There were plenty of reasons to be skeptical of Material You’s success right out of the gate. Google rolled out Android 12 on the Pixels with good but not great first-party support. Most of Google’s apps supported the basic theme options, but some stragglers took a few months to catch up.
Third-party support was non-existent, but that was all on Google too. Android 12 did not officially support most Material You features for third-party developers, and Google didn’t even make its Monet color-picker engine available to OEMs. Thus, some Android 12 phones didn’t even have Material You, and those that did had questionable and limited color options. Samsung was one of the few OEMs that made any effort to adopt Material You, but it only supported its own first-party apps and not Google apps. So, that was a mess. With Android 13 Google has finally opened up Material You in a meaningful way, and Samsung is pulling even with Google with as it prepares to launch One UI 5 with expanded Material You support.
Robert Triggs / Android Authority
With most device makers still weeks or months away from launching Android 13, we can only speculate on how fully they will support Material You, but it seems assured that things will be better than last year. Android 13 has the Material You styles in AOSP. We should begin to see more takes on Material You as Android 13 expands. So far, Samsung has shown us what happens when you crank up the saturation, but other OEMs can give Material You their own spin — there’s no requirement in the Android 13 CDD that they should ape Google, after all.
Spotify’s brand is highly associated with the nuclear green icon, so it’s surprising to see it out front with Material You support.
Now that we’re a few weeks out from Android 13’s debut, some app developers are starting to take notice, and they might not be the ones you’d expect. For example, Spotify has already updated its app to support icon theming. Color is an important element of most brands and Spotify’s identity is highly associated with the nuclear green icon, so it’s surprising to see it out front with Material You support. The app even has a Material You widget!
The early selection of apps with Material You icon support runs the gamut. There are financial apps like AmEx; communication tools like Slack and Telegram; ESPN for sports news; and social apps like Reddit and the popular third-party client Sync for Reddit. Dropbox, another brand that heavily leans on its trademark color, has also added a Material icon. WhatsApp, so popular outside the US, also has icon support. However, the rest of the Meta portfolio, including Facebook and Instagram, leads the way in pretending Material You doesn’t exist. It’s the same for many other top apps like Snapchat and Netflix. Until these highly popular apps get on board, activating icon theming leaves the average home screen looking like a patchwork.

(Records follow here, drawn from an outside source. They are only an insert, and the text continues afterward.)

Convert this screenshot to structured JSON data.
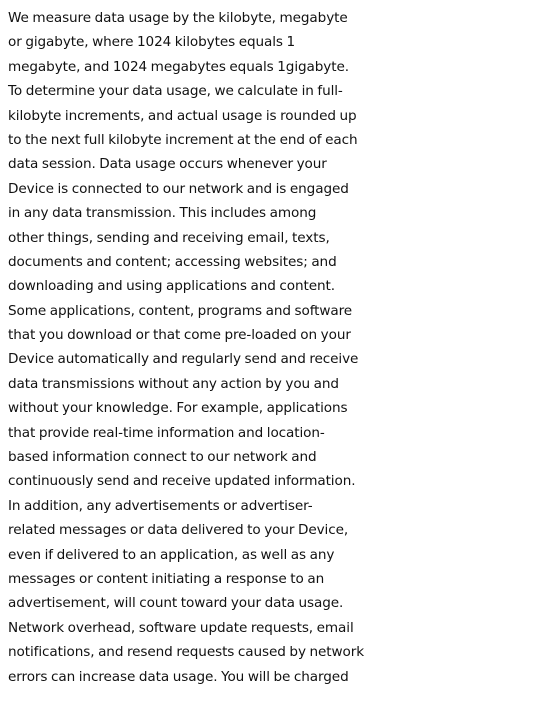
{
  "document": {
    "lines": [
      "We measure data usage by the kilobyte, megabyte",
      "or gigabyte, where 1024 kilobytes equals 1",
      "megabyte, and 1024 megabytes equals 1gigabyte.",
      "To determine your data usage, we calculate in full-",
      "kilobyte increments, and actual usage is rounded up",
      "to the next full kilobyte increment at the end of each",
      "data session. Data usage occurs whenever your",
      "Device is connected to our network and is engaged",
      "in any data transmission. This includes among",
      "other things, sending and receiving email, texts,",
      "documents and content; accessing websites; and",
      "downloading and using applications and content.",
      "Some applications, content, programs and software",
      "that you download or that come pre-loaded on your",
      "Device automatically and regularly send and receive",
      "data transmissions without any action by you and",
      "without your knowledge. For example, applications",
      "that provide real-time information and location-",
      "based information connect to our network and",
      "continuously send and receive updated information.",
      "In addition, any advertisements or advertiser-",
      "related messages or data delivered to your Device,",
      "even if delivered to an application, as well as any",
      "messages or content initiating a response to an",
      "advertisement, will count toward your data usage.",
      "Network overhead, software update requests, email",
      "notifications, and resend requests caused by network",
      "errors can increase data usage. You will be charged"
    ]
  }
}
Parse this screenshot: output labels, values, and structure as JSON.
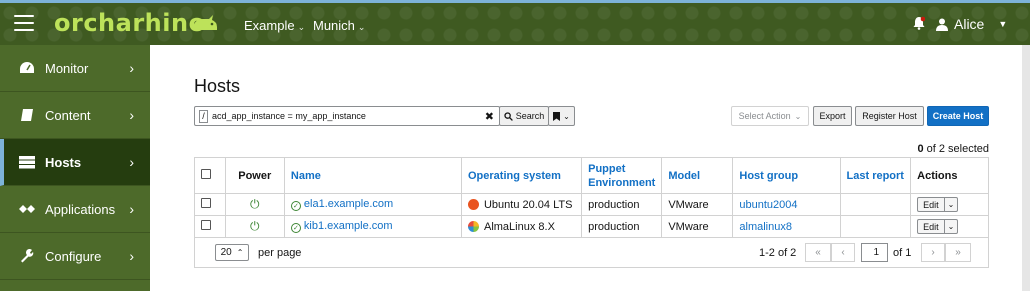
{
  "brand": {
    "name": "orcharhino",
    "accent": "#bde25a"
  },
  "topbar": {
    "organization": "Example",
    "location": "Munich",
    "user": "Alice",
    "icons": [
      "menu-icon",
      "bell-icon",
      "user-icon",
      "caret-down-icon"
    ]
  },
  "sidebar": {
    "items": [
      {
        "label": "Monitor",
        "icon": "dashboard-icon",
        "active": false
      },
      {
        "label": "Content",
        "icon": "book-icon",
        "active": false
      },
      {
        "label": "Hosts",
        "icon": "server-icon",
        "active": true
      },
      {
        "label": "Applications",
        "icon": "applications-icon",
        "active": false
      },
      {
        "label": "Configure",
        "icon": "wrench-icon",
        "active": false
      }
    ]
  },
  "page": {
    "title": "Hosts",
    "search_value": "acd_app_instance = my_app_instance",
    "search_button": "Search",
    "select_action": "Select Action",
    "export": "Export",
    "register_host": "Register Host",
    "create_host": "Create Host",
    "selected_num": "0",
    "selected_rest": " of 2 selected"
  },
  "table": {
    "headers": {
      "power": "Power",
      "name": "Name",
      "os": "Operating system",
      "puppet_env": "Puppet Environment",
      "model": "Model",
      "host_group": "Host group",
      "last_report": "Last report",
      "actions": "Actions"
    },
    "rows": [
      {
        "name": "ela1.example.com",
        "os": "Ubuntu 20.04 LTS",
        "puppet_env": "production",
        "model": "VMware",
        "host_group": "ubuntu2004",
        "last_report": "",
        "action": "Edit"
      },
      {
        "name": "kib1.example.com",
        "os": "AlmaLinux 8.X",
        "puppet_env": "production",
        "model": "VMware",
        "host_group": "almalinux8",
        "last_report": "",
        "action": "Edit"
      }
    ]
  },
  "pagination": {
    "per_page_value": "20",
    "per_page_label": "per page",
    "range_text": "1-2 of 2",
    "page_value": "1",
    "of_pages": "of 1"
  },
  "colors": {
    "topbar": "#3f5a21",
    "sidebar": "#4d6a2a",
    "sidebar_active": "#253d0f",
    "primary": "#1270c5",
    "power_on": "#3e8635"
  }
}
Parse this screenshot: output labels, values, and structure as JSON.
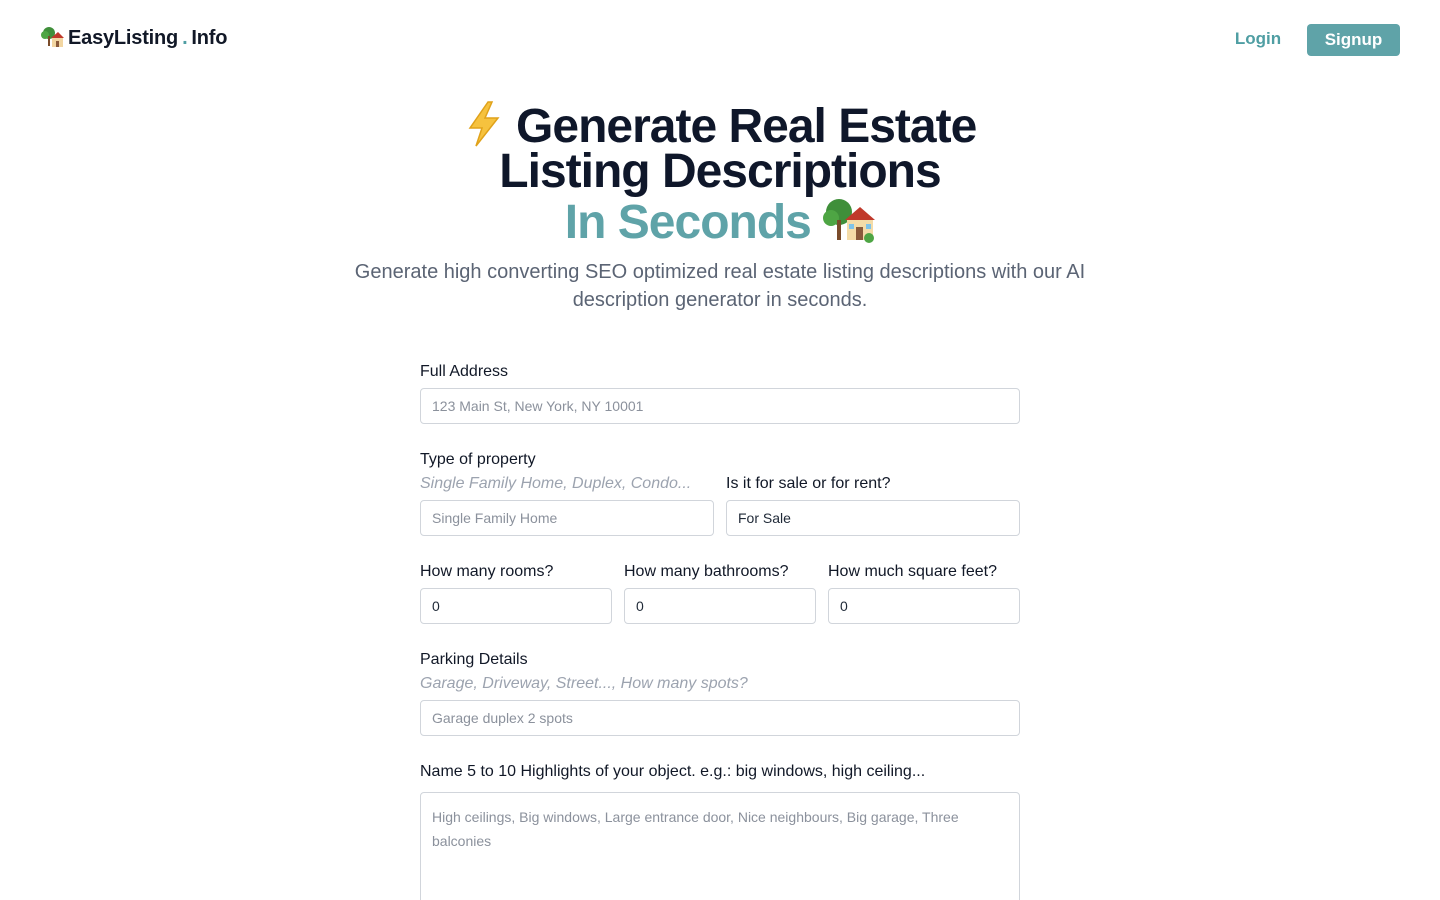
{
  "header": {
    "logo_name": "EasyListing",
    "logo_dot": ".",
    "logo_tld": "Info",
    "logo_icon": "tree-house-icon",
    "login_label": "Login",
    "signup_label": "Signup"
  },
  "hero": {
    "title_line1": "Generate Real Estate",
    "title_line2": "Listing Descriptions",
    "title_line3": "In Seconds",
    "lightning_icon": "lightning-icon",
    "house_icon": "house-with-garden-icon",
    "subtitle": "Generate high converting SEO optimized real estate listing descriptions with our AI description generator in seconds."
  },
  "form": {
    "address": {
      "label": "Full Address",
      "placeholder": "123 Main St, New York, NY 10001",
      "value": ""
    },
    "property_type": {
      "label": "Type of property",
      "hint": "Single Family Home, Duplex, Condo...",
      "placeholder": "Single Family Home",
      "value": ""
    },
    "sale_or_rent": {
      "label": "Is it for sale or for rent?",
      "value": "For Sale"
    },
    "rooms": {
      "label": "How many rooms?",
      "value": "0"
    },
    "bathrooms": {
      "label": "How many bathrooms?",
      "value": "0"
    },
    "square_feet": {
      "label": "How much square feet?",
      "value": "0"
    },
    "parking": {
      "label": "Parking Details",
      "hint": "Garage, Driveway, Street..., How many spots?",
      "placeholder": "Garage duplex 2 spots",
      "value": ""
    },
    "highlights": {
      "label": "Name 5 to 10 Highlights of your object. e.g.: big windows, high ceiling...",
      "placeholder": "High ceilings, Big windows, Large entrance door, Nice neighbours, Big garage, Three balconies",
      "value": ""
    }
  },
  "colors": {
    "accent": "#5fa3a8",
    "title": "#0f172a",
    "subtitle": "#5b6474",
    "hint": "#9ca3af",
    "border": "#d1d5db"
  }
}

Jimmy Westenberg / Android Authority
It’s easy to forget with all the focus on home screen features and system accents, but Material You is intended to unify the way apps look, too. The same color palette that controls your icons and buttons should ideally flow into the apps themselves. All developers need to do for icon support is add a monochrome asset so Android can apply themes, and that’s as far as most are going right now. The same goes for widgets — almost no apps have adopted Google’s new style outside of Gmail, Keep, YouTube Music, and other bundled apps.
Supporting Material You throughout an app requires more work, and Google will probably only see limited success here. Many of the aforementioned apps that have offered a hint of Material You support, like Slack, Telegram, and Dropbox, have only gone as far as adding an icon. Sync for Reddit is one of a handful that actually change the UX based on your system theme, but this is an app that is constantly pushing to conform to the latest Android standards. Most app developers, particularly those that work for big companies, can’t just materialize the interface overnight (or possibly ever). Material You may never creep into app interfaces in a significant way. Third-party developers had the tools to adopt Holo and Material Design in past iterations of Android, and by and large, they didn’t. Seeing an app utilize Material You accents is going to be a pleasant surprise, not the default.
You can’t blame developers for not immediately jumping at the chance to add Material You support — Google seems to have trouble really committing to its own design guidelines. While the company’s disparate development teams succeeded in getting most of its popular apps updated with comprehensive Material You support, there are strange gaps.
Case in point: Google just released its first smartwatch after eight years of toiling on Wear OS — another story entirely — but the Pixel Watch has its own phone app separate from the standard Wear OS app. While Wear OS got at least rudimentary Material You icon support, the Pixel Watch app did not. It just sits there on my home screen, mocking me with its unmatched app icon. The app itself is also unconnected to the current Material aesthetic — it looks more like the Pixel Watch’s UI, which has its charm, I suppose. Although, why am I manually changing the Material accent colors on the watch faces in the first place? Google missed a huge opportunity to connect the watch face accents and the app UI with Material You on the phone. It was right there, Google!
I truly hope developers continue expanding Material You, even if adoption isn’t total. This is a completely subjective aesthetic judgment, and you don’t have to agree with me, but Material You is the best Android has ever looked. I know a lot of people really love the pre-MY Android 11 theme, but many used to say the same thing about KitKat back in the Material 1.0 days. Material You, as it’s implemented in Android 13, is a much-needed breath of fresh air for smartphones. When an app supports Material You theming across the board — from icons, to widgets, to UI — it’s a delightful experience that gives Android the cohesiveness it has always lacked. Sadly, it’s also rare and it’s up to Google to fix that.